In 1972, he represented North Korea in secret negotiations with Park Chung Hee's government in South Korea. The discussions led to the signing of the July 4th North–South Korea Joint Statement by Kim and his South Korean counterpart Lee Hu-rak establishing agreed preconditions for potential Korean reunification.

By 1970, when he was elected WPK Politburo member, Kim Yong-ju was widely believed to be Kim Il Sung's successor. He was also elected to the top Central People's Committee and the SPA Presidium in 1972. However, at the same time Kim Il Sung started grooming his own son Kim Jong Il to be his designated successor, and a power struggle erupted.

It was the period when the WPK was focusing ideologically on Kim Il Sung's Juche; while Kim Jong Il actively stood for this process, Kim Yong-ju, having studied in the Soviet Union, supported a more classical view of Marxism and was not fond of the extensive personality cult built around his brother. This played to Kim Jong Il's advantage: Kim Yong-ju was increasingly marginalized, his key allies Kim To-man (director of propaganda) and Pak Yong-guk (director of international liaisons) were removed, and he himself was finally attacked by Kim Il Sung. After a Central Committee plenum in February 1974, Kim Jong Il was granted the position of heir apparent and Kim Yong-ju was demoted to Vice Premier.
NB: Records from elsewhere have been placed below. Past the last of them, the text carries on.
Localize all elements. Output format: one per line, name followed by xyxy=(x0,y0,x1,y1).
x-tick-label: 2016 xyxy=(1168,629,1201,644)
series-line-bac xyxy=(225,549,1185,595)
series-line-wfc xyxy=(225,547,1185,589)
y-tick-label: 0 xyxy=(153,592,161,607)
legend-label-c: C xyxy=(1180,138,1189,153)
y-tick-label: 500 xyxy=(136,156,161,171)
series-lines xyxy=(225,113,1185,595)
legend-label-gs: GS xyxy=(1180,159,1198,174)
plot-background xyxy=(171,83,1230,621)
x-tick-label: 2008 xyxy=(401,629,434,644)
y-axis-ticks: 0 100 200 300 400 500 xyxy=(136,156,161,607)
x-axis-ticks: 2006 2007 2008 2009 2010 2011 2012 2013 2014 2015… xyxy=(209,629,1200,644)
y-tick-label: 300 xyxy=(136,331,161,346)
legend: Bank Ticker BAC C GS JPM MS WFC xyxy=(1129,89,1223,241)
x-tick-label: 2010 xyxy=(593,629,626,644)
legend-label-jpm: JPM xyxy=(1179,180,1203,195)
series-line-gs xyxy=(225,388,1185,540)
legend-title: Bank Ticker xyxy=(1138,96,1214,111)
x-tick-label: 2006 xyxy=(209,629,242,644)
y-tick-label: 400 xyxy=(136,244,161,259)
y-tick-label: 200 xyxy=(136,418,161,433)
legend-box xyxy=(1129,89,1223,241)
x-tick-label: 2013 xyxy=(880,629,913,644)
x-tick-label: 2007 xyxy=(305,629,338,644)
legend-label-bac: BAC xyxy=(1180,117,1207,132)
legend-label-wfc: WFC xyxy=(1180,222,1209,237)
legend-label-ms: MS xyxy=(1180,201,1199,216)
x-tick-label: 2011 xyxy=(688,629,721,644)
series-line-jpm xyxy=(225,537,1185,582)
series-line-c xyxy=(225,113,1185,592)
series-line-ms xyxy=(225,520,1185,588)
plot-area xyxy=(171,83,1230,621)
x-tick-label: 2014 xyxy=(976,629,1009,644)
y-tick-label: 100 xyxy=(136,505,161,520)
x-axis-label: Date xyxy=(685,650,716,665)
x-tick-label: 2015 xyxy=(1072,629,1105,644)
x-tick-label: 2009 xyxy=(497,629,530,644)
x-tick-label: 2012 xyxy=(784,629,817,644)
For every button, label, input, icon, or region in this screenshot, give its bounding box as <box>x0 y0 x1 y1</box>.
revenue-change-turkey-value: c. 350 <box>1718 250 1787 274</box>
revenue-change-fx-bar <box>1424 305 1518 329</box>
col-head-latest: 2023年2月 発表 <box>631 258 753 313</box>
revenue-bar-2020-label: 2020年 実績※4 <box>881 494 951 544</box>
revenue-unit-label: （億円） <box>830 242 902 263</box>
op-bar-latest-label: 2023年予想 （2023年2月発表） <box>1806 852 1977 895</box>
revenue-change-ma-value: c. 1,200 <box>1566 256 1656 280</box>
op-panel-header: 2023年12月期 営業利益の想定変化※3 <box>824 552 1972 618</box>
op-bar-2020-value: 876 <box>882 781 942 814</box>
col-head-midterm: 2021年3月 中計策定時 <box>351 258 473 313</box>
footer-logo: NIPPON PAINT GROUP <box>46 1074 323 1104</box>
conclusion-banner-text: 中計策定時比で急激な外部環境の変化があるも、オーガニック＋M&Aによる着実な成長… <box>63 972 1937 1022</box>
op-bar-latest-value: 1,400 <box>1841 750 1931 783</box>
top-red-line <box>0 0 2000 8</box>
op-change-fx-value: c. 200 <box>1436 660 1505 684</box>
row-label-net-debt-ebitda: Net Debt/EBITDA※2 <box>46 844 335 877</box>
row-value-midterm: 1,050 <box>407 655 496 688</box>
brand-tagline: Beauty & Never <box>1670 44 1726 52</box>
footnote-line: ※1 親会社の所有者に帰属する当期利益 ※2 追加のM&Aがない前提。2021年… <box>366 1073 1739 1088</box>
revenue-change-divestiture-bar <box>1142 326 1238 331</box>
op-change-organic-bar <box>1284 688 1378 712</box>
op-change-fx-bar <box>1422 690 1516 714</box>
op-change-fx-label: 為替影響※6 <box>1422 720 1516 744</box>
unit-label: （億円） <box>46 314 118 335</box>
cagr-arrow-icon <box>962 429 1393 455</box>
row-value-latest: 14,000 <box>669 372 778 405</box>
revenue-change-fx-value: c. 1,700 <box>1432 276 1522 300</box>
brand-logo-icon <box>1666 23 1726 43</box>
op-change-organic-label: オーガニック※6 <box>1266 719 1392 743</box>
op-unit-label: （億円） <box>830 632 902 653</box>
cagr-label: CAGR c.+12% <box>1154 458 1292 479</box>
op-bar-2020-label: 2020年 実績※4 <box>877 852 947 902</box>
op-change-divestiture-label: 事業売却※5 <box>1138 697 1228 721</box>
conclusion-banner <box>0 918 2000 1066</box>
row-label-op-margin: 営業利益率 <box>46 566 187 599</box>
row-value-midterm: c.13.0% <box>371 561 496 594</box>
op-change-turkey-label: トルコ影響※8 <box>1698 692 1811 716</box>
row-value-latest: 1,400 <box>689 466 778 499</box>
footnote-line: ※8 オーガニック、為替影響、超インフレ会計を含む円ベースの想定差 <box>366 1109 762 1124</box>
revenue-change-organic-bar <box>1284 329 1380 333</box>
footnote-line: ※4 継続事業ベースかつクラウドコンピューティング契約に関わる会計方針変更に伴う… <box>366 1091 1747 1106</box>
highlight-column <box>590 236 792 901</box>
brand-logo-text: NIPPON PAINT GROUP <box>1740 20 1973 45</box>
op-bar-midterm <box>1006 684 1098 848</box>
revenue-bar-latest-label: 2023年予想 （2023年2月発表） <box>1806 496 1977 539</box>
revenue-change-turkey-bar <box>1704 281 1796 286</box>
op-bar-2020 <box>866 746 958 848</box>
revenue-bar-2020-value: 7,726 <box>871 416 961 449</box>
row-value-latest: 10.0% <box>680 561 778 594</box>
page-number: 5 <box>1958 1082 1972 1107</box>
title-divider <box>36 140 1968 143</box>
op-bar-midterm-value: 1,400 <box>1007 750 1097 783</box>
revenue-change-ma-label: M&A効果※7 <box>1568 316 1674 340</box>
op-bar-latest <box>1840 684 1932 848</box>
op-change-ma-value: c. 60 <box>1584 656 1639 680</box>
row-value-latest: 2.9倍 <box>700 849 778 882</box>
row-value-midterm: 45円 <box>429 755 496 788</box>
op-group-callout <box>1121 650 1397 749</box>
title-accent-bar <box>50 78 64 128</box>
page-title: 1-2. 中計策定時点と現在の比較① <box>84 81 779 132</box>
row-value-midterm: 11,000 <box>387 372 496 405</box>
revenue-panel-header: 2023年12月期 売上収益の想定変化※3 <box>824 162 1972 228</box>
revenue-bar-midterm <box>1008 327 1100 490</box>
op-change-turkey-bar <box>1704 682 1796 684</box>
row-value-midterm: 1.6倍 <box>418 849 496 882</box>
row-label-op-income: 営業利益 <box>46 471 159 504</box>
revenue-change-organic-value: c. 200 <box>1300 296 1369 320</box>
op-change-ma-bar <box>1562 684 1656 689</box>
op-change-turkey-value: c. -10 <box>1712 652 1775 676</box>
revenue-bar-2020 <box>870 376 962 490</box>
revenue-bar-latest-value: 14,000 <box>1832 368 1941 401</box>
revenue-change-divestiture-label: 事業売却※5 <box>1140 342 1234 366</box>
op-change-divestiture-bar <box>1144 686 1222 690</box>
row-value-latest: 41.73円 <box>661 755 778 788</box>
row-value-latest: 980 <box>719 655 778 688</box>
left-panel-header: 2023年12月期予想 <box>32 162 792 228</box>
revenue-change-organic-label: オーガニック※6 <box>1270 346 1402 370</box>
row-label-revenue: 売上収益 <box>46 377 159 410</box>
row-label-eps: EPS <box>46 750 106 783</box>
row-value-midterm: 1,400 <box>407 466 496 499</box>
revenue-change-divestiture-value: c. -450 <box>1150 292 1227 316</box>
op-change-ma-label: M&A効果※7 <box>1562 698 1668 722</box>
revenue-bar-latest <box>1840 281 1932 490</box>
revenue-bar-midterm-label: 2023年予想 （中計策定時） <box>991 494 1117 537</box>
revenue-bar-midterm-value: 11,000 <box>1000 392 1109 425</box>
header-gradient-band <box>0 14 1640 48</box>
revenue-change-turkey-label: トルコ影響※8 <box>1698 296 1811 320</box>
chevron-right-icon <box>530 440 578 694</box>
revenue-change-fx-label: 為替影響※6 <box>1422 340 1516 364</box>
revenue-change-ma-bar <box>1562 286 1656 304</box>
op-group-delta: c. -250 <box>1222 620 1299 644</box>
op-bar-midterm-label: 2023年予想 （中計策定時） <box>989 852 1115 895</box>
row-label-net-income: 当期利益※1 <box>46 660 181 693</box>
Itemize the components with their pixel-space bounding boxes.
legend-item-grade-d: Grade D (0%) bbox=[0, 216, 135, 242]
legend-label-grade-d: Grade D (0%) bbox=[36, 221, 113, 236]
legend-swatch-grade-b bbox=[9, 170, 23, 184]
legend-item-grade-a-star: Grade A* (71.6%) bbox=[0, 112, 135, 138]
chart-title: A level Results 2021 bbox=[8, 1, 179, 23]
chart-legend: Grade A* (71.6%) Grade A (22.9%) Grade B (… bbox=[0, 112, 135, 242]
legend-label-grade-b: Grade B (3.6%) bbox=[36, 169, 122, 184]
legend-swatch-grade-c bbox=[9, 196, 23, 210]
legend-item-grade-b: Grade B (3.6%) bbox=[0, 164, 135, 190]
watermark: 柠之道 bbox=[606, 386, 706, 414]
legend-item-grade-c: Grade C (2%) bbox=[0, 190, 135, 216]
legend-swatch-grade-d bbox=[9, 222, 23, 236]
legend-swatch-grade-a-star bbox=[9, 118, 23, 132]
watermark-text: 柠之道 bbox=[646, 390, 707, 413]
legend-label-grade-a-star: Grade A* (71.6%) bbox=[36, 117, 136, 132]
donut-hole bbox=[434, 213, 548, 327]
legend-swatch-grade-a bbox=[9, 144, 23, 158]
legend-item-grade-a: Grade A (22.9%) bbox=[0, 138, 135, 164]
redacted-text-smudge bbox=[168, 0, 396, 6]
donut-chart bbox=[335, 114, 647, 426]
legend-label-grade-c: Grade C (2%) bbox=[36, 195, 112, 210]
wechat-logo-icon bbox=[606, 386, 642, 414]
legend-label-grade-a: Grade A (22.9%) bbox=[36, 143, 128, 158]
Kim Yong-ju disappeared from the limelight until 1993, when he was recalled to Pyongyang by Kim Il Sung to serve as one of North Korea's vice presidents, a ceremonial position with no real power. Kim Yong-ju was appointed Honorary Vice-President of the Presidium of the Supreme People's Assembly in 1998. In 2012, he was awarded the Order of Kim Jong Il. He was also a recipient of the Order of Kim Il Sung and the title Hero of the Republic. His death in Pyongyang at age 101 was announced by state media on 15 December 2021.